Speaker
Description
Oxygenic organisms are capable of tuning their photosynthetic capacity on many different timescales to adapt to their environment. As such, they switch on photoprotective mechanisms to harvest solar energy with robust adaptability. Studying these mechanisms at the molecular level gives insight into how solar energy harvesting can sustain life on earth and which design principles can be used to improve man-made solar energy devices.

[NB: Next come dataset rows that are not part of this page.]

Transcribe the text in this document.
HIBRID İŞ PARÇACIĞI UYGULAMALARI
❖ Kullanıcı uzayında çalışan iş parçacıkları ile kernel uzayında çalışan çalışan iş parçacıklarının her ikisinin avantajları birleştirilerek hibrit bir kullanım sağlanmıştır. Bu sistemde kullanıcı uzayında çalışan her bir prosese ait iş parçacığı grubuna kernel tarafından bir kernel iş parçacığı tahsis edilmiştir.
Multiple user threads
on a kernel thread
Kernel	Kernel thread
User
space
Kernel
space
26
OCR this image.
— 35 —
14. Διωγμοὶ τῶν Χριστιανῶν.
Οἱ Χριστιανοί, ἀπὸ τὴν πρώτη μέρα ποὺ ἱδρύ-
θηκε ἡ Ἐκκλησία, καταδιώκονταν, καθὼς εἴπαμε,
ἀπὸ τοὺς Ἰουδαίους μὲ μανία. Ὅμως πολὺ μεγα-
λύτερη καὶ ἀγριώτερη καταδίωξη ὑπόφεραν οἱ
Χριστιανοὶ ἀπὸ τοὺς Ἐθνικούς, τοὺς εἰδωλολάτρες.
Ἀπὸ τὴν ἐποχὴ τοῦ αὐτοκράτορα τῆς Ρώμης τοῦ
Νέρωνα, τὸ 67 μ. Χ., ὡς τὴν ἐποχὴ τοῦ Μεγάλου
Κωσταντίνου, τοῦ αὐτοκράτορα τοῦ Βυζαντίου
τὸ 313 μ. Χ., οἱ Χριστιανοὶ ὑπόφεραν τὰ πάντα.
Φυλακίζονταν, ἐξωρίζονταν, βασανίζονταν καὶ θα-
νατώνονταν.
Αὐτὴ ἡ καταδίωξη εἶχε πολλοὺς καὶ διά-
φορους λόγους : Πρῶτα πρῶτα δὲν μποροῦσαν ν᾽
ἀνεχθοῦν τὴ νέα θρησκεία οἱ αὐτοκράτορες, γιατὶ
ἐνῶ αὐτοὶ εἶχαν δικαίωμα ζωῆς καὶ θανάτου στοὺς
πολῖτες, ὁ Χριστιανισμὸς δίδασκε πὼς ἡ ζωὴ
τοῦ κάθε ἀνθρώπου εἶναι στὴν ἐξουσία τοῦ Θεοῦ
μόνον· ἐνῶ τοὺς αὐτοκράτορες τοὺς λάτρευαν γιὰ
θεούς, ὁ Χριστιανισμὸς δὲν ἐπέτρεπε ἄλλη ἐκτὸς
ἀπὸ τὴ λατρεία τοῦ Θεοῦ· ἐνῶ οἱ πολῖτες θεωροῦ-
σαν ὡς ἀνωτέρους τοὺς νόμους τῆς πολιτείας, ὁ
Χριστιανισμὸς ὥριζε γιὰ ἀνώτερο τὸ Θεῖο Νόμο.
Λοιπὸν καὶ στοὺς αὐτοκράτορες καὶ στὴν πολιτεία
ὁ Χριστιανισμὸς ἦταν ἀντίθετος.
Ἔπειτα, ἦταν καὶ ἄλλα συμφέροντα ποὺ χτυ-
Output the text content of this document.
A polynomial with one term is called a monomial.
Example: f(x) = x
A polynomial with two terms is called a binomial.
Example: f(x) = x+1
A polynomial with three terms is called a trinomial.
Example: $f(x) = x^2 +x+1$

Photosynthetic antennae are pigment-protein complexes that absorb sunlight and transfer the energy towards reaction centres in photosystems. These complexes exhibit fast heat-dissipative processes that protect them from photo-induced chemical bleaching. In higher plants, aggregation of these complexes amplifies heat dissipation, a process triggered by a lowering of the pH on the inner side of thylakoid membranes.
This presentation will describe a home-built fluorescence correlation spectroscopy setup and its use to study freely diffusing light-harvesting complexes of plants in-vitro at varying detergent concentration levels and pH levels. We will focus on the dynamics of the main plant light-harvesting complex, LHCII. Varying sizes of LHCII aggregates were investigated and their fluorescence lifetimes were obtained, allowing a direct comparison of aggregate sizes with quenching rates. In addition, we will show how triplet state lifetimes can be resolved through this technique on freely diffusing and immobilised single complexes.